The vortex-as-portal is a recurring motif that conjures the irresistible yet terrifying pull of the unknown. For poet and artist William Blake (1757–1827), it takes on a spiritual dimension as a symbol of transfigurative passage. These mysterious connotations suffuse painter Henry Shum’s “Vortices,” a fever dream of perilous journeys and mystical awakenings in Empty Gallery’s darkened sancta.
Blake’s influence went beyond the show’s title, as seen in Shum’s Vortices (2020), a large oil canvas of a craggy, whorled landscape seen through the ghostly silhouettes of people and a giant balloon. The near-symmetrical ridges and radiant washes of sapphire and celestine recall Blake’s striking compositional harmony and attention to color-shading, exemplified in works such as The Great Red Dragon and the Woman Clothed with the Sun (c. 1803–05). Shum’s painting is particularly impressive in its depiction of the distorted night sky and furrowed terrain on the glistening curvature of the balloon.
In a cryptlike space, the towering canvases Annunciation and Ancient of Days (Descending Elephant Fish) (both 2020) echo the palette and diagonal lines of Blake’s Biblical illustration Jacob’s Ladder (c. 1799–1806), in which a sleeping Jacob dreams of women and angels on a staircase that spirals toward the sun. Rendered in rusted reds and celestial blues, Annunciation portrays a shrouded figure lying at the base of a crooked trunk that hints at Blake’s winding ascent. Next to the motionless body, a figure in a saffron-hued cloak sits up as if startled awake, looking away from the viewer at three observers on the tree. Ancient of Days acts as the work’s fraternal twin,with a fantastical elephant-headed fish contorted to mirror the S-shaped tree, and a pale orange sun as a foil to the other’s starry sky. Shum complicates the picture plane in these two works, framing the central image of each in an outlined alcove. Yet this boundary bears no relation to architectural reality. In Ancient of Days, for instance, translucent clouds and spindly twigs breach the recess, even as other elements of the scene terminate at its edges, as though the alcove is vanishing in sections.
Elsewhere, the esoteric anti-realism of Symbolist art finds expression in New Sun (2020), in which a bright, ringed orb floats in the center of a wooded landscape bisected by a terrace. Rendered in murky purls of jade and bottle-green, the scene appears to be underwater, yet the mysterious sphere glows with a surprising sharpness. Likewise, in Before a Mirror (2020), silver starbursts dance around a faceless figure, who is framed by trees that form a perfect arc overhead offset by a diagonal-leaning trunk, recalling the composition of Annunciation and Ancient of Days. Evoking the changing atmosphere of twilight, the background is split into neatly dissolved sections, from a cerulean sky to a soft sunset yellow that sinks into the fresh green grass.
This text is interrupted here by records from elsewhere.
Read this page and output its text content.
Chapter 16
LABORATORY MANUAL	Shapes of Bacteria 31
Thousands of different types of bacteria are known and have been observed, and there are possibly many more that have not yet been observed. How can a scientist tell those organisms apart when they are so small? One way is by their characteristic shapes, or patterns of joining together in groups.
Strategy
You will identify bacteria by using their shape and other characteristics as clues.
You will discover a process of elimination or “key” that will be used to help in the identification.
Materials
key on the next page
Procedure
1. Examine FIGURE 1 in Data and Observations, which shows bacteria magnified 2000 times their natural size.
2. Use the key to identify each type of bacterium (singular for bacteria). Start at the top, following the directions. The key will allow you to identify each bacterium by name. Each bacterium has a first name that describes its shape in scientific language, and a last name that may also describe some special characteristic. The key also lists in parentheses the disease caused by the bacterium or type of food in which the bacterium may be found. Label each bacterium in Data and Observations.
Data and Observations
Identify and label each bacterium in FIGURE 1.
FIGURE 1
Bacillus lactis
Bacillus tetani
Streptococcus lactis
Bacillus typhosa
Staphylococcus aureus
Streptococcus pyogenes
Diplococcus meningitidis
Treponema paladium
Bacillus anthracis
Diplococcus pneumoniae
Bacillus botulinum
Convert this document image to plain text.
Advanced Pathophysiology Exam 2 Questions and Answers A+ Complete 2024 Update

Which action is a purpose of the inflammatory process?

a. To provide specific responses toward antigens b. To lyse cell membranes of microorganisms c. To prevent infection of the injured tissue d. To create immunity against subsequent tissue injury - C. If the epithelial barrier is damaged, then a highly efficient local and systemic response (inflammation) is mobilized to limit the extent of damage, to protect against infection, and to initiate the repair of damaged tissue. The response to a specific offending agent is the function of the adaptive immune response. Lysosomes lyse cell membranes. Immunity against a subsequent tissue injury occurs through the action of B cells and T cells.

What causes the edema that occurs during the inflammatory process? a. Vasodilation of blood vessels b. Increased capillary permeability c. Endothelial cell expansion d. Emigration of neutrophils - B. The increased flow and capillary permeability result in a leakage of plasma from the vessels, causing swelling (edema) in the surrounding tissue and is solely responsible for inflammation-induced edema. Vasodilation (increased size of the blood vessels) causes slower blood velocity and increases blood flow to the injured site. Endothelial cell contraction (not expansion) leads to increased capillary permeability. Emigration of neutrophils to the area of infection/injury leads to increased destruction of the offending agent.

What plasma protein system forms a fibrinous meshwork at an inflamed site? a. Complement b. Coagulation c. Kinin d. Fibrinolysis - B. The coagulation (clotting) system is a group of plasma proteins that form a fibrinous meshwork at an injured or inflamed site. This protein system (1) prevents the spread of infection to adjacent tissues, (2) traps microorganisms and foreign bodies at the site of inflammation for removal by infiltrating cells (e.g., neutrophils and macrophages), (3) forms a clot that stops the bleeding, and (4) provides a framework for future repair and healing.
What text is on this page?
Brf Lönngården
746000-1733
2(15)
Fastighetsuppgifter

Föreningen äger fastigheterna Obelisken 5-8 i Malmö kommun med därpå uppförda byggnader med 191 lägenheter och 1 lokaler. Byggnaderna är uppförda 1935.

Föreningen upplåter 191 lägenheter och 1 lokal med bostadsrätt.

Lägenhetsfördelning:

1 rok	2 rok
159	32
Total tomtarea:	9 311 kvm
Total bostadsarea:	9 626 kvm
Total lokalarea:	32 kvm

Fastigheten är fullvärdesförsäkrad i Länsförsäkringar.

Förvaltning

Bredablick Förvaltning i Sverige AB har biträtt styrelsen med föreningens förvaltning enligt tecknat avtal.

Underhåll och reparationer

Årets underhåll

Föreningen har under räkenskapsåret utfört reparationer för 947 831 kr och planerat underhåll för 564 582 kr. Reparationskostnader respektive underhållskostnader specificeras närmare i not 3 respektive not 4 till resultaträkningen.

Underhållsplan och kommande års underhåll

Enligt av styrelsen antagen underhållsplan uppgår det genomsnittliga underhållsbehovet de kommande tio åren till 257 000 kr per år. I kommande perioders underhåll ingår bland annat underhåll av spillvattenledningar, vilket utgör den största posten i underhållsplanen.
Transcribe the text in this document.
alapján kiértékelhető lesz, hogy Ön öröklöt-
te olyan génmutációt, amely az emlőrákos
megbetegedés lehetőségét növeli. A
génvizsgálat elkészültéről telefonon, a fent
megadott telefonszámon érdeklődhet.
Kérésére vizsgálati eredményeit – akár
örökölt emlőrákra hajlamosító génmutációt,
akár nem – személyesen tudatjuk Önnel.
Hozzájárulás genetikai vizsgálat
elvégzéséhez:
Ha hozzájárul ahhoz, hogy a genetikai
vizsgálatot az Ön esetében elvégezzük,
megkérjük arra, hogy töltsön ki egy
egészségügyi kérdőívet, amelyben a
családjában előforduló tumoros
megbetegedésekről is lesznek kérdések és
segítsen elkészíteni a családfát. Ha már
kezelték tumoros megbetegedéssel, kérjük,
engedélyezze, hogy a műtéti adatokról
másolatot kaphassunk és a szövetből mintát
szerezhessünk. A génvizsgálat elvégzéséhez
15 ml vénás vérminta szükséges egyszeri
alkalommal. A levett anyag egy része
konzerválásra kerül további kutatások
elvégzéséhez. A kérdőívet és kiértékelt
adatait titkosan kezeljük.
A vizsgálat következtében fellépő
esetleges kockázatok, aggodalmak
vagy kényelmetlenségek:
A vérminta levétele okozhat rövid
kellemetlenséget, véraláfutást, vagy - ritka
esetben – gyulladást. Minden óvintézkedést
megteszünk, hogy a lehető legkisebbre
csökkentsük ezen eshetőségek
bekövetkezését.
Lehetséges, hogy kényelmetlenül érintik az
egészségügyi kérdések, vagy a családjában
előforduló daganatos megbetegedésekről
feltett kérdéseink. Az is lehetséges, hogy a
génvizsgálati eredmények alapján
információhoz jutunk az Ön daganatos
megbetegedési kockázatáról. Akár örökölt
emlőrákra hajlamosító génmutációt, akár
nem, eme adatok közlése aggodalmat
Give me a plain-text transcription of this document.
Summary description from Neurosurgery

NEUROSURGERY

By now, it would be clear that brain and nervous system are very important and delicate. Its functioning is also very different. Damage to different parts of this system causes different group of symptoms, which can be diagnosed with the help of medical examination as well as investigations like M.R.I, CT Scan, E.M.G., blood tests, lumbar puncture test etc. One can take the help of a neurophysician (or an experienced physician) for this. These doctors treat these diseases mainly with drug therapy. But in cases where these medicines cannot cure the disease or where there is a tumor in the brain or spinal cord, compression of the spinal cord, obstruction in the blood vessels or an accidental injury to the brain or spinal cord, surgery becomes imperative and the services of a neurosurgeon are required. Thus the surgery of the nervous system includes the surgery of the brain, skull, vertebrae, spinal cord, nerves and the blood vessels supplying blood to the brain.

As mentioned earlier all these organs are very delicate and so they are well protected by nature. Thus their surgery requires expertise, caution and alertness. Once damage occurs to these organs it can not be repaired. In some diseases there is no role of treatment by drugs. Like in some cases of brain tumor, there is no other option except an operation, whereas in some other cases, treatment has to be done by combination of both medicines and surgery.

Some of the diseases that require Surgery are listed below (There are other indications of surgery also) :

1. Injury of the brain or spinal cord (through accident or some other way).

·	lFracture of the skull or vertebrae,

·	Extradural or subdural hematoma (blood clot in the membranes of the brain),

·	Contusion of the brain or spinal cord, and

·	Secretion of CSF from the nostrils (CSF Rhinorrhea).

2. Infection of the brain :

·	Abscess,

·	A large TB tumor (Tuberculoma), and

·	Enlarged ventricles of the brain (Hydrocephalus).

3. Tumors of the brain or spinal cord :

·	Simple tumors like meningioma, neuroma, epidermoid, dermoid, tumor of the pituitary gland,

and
Shum’s darkly imaginative paintings were well-served by the design of the gallery, where the addition of archways and candlelit niches lent a gothic sensibility to the show. The architecture was used to spellbinding effect in the installation of Dream Construction (2020), which suddenly blazed into view through a high archway as one turned through a dark passage. In the painting, two ice-blue silhouettes clamber into (or out of) a turquoise gondola that appears to be melting into the watery depths, as a wall of flame rises from the vessel, along with spectral faces that peer out at the viewer.
Shum’s nightmarish visions of eerie landscapes and ghosts pay homage to Dark Romanticism and Symbolism with captivating originality, lingering in the mind long after one exits the byzantine space. Blinking on the sunlit pavement after this stygian sojourn, I thought of the lone figure described by poet and critic Jean Moréas in the “Symbolist Manifesto” (1886), the protagonist moving “in circles distorted by his clean hallucinations, his constitution; in this distortion lies the only reality.”
Ophelia Lai is ArtAsiaPacific’s associate editor.
Henry Shum’s “Vortices” was on view at Empty Gallery, Hong Kong, from September 26 to November 21, 2020.